Düşünce, dünya modellerinin
var oluşuna izin veren ve böylece etkin olarak onların amaçlarına, planlarına,
sonlarına ve arzularına bağlı olan uğraştır. Kelimeler bilmeye, sezgiye,
bilince, idealarına ve imgeleme içeren benzer kavramların ve süreçlerine başvurur.
Düşüncenin
daha sistematik bir tanımını yapacak olursak
öncelikle beyin ve zihin
kavramlarını birbirinden ayırmamız gerekir. Zihni, beyindeki biyolojik
aktivitenin bir yansıma alanı olarak görebiliriz. Bir diğer deyişle zihin,
somut olan beyinden beslenen, soyut bir karalama tahtasıdır.
Bu noktada
soyut ve somut kavramlarını da değerlendirmek gerekir. Kısaca, somut
bir nesneyi evrende var olan soyutu
ise evrende var olmayan diye tanımlayabiliriz. Örneğin, bu tanıma göre
matematiksel anlamda üçgen soyut bir nesnedir.
Üçgen, bir kalınlık özelliği içermez. Kenarları sadece çizgiden ibarettir.
Evrende bu özellikte bir üçgenin olması, fizik yasaları gereğince, mümkün
değildir. (burada atıf gerekli) Diğer taraftan, kolaylıkla somut nesne örneği
verebiliriz. (Örneğin bir ağaç)
Bu tanımlara
göre, bir düşünce, soyut bir nesnenin, insanın zihninde oluşturduğu
faaliyettir. Herhangi bir düşünce beyinde de faaliyete neden olacaktır,
biyolojik olarak. Fakat, bu faaliyet, bahsi geçen düşüncenin bir parçası olarak
nitelendirilmez. Düşünce, sadece zihinle ilişkilendirilir.
Diğer
taraftan, somut bir nesnenin, insanın zihninde oluşturduğu faaliyeti de algı diye nitelendirebiliriz. Aynı şekilde,
bir algının oluşmasında beynin rolü vardır, ama algı insanın zihninde oluşur.
Örneğin, bir ağaca gözlerimizle bakarız. Ağaç, bu bağlamda somut bir nesnedir.

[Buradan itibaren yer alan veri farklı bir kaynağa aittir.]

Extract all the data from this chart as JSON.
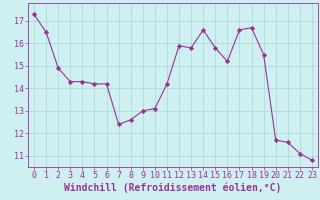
{
  "x": [
    0,
    1,
    2,
    3,
    4,
    5,
    6,
    7,
    8,
    9,
    10,
    11,
    12,
    13,
    14,
    15,
    16,
    17,
    18,
    19,
    20,
    21,
    22,
    23
  ],
  "y": [
    17.3,
    16.5,
    14.9,
    14.3,
    14.3,
    14.2,
    14.2,
    12.4,
    12.6,
    13.0,
    13.1,
    14.2,
    15.9,
    15.8,
    16.6,
    15.8,
    15.2,
    16.6,
    16.7,
    15.5,
    11.7,
    11.6,
    11.1,
    10.8
  ],
  "line_color": "#993399",
  "marker": "D",
  "marker_size": 2.2,
  "bg_color": "#cff0f0",
  "grid_color": "#aad4d4",
  "xlabel": "Windchill (Refroidissement éolien,°C)",
  "xlabel_fontsize": 7.0,
  "tick_fontsize": 6.0,
  "ylim": [
    10.5,
    17.8
  ],
  "yticks": [
    11,
    12,
    13,
    14,
    15,
    16,
    17
  ],
  "xticks": [
    0,
    1,
    2,
    3,
    4,
    5,
    6,
    7,
    8,
    9,
    10,
    11,
    12,
    13,
    14,
    15,
    16,
    17,
    18,
    19,
    20,
    21,
    22,
    23
  ]
}
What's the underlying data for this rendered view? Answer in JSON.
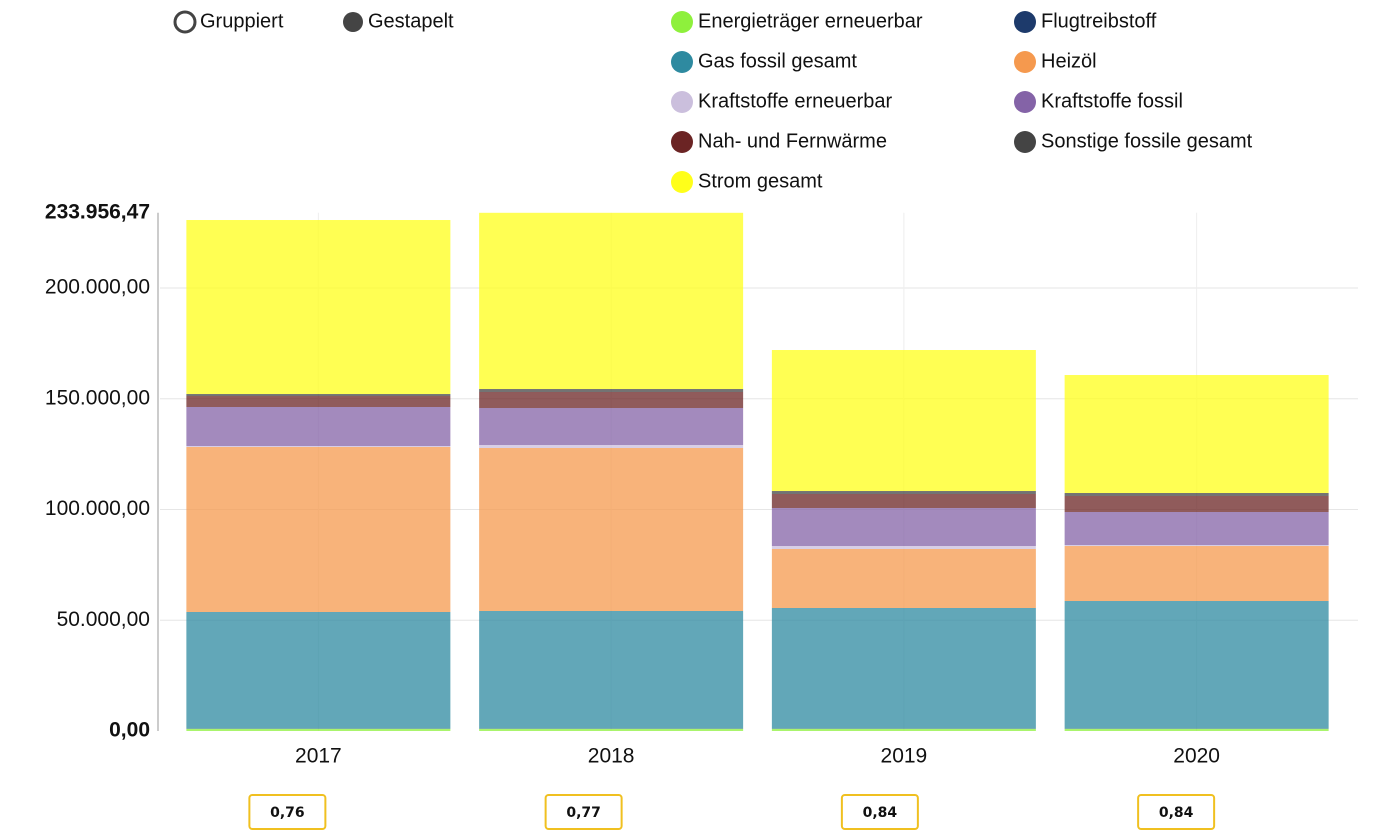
{
  "chart_data": {
    "type": "bar",
    "stacked": true,
    "modes": [
      "Gruppiert",
      "Gestapelt"
    ],
    "categories": [
      "2017",
      "2018",
      "2019",
      "2020"
    ],
    "series": [
      {
        "name": "Energieträger erneuerbar",
        "color": "#8ef03c",
        "values": [
          1000,
          1000,
          1000,
          1000
        ]
      },
      {
        "name": "Flugtreibstoff",
        "color": "#1d3a6b",
        "values": [
          100,
          100,
          100,
          100
        ]
      },
      {
        "name": "Gas fossil gesamt",
        "color": "#2e8aa0",
        "values": [
          52625,
          53080,
          54430,
          57590
        ]
      },
      {
        "name": "Heizöl",
        "color": "#f5994e",
        "values": [
          74495,
          73590,
          26640,
          24830
        ]
      },
      {
        "name": "Kraftstoffe erneuerbar",
        "color": "#cbbfdd",
        "values": [
          450,
          1350,
          1350,
          450
        ]
      },
      {
        "name": "Kraftstoffe fossil",
        "color": "#8463a7",
        "values": [
          17610,
          16700,
          17160,
          14900
        ]
      },
      {
        "name": "Nah- und Fernwärme",
        "color": "#6b2424",
        "values": [
          4960,
          7230,
          6320,
          7230
        ]
      },
      {
        "name": "Sonstige fossile gesamt",
        "color": "#444444",
        "values": [
          900,
          1350,
          1350,
          1350
        ]
      },
      {
        "name": "Strom gesamt",
        "color": "#ffff1a",
        "values": [
          78560,
          79556,
          63660,
          53270
        ]
      }
    ],
    "ylim": [
      0,
      233956.47
    ],
    "yticks": [
      {
        "value": 0,
        "label": "0,00"
      },
      {
        "value": 50000,
        "label": "50.000,00"
      },
      {
        "value": 100000,
        "label": "100.000,00"
      },
      {
        "value": 150000,
        "label": "150.000,00"
      },
      {
        "value": 200000,
        "label": "200.000,00"
      },
      {
        "value": 233956.47,
        "label": "233.956,47"
      }
    ],
    "grid": true,
    "annotations": [
      "0,76",
      "0,77",
      "0,84",
      "0,84"
    ]
  }
}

Ağacı görürüz, ama görme işlemi (yani algılama) gözlerde olmaz, insanın
zihninde gerçekleşir. Tabiki de, bu algının gerçekleşmesi için beyinde birçok
işlemden geçmesi gerekir (buna gözlerdeki işlev de dahildir). Aynı şekilde, bu
örneksemeyi 5 duyumuza da uyarlayabiliriz. Bir koku, bir renk zihindeki bir
algıdır, somut bir şekilde tanımlanamaz. (Örneğin, bazı renk körlerine göre
yeşil ya da kırmızı farklı bir algıyı tanımlar vb.)
Bu tanıma
karşı bir tez şöyle olacaktır. 'Benim bu ağaçla (ya da genel olarak bir palmiye
ağacı ile) ilgili düşüncelerim var.' Fakat burada bahsi geçen 'ağaç' acaba
somut bir nesne midir? Ya da soyut mudur? Kısacası, savunulan tez şudur: Somut
bir nesne de insanın zihninde düşünce oluşturabilir. Evet, bu mümkündür. Ama
arada atlanan bir adım vardır. Bahsi geçen 'ağaç' bir algılamanın ürünüdür. Ya
da daha önceden algılanmıştır, birincil olarak ya da dolaylı yoldan (bir
başkasının betimlemesiyle). Dolayısıyla, 'ağaç' burada somut bir nesneden çok,
bahsi geçen somut oluşumun önce algılanması ve sonucunda zihinde oluşan soyut
bir algıyı nitelendirir. Bu işlem kısaca şöyle özetlenebilir: Somut nesne ->
Algılama -> Soyut nesne -> Düşünce. Yani arada algılama adımı gerekir.
Özetle, düşünce
soyut bir nesnesin zihinde oluşturduğu faaliyettir. Algı ise somut bir
nesnenin zihindeki yansımasıdır.
Kavramaları
biçimlendirdirirken ploblemlerin çözümlerinde sebeplerde ve kararlar vermede
meşgul olmak gibi düşünce bilginin beyinsel işletiminin ortaya çıkmasıdır.
Düşünce biliş psikolojisinin bir
parçası olan bir yüksek biliş işlevi ve düşünce sürecinin analizidir.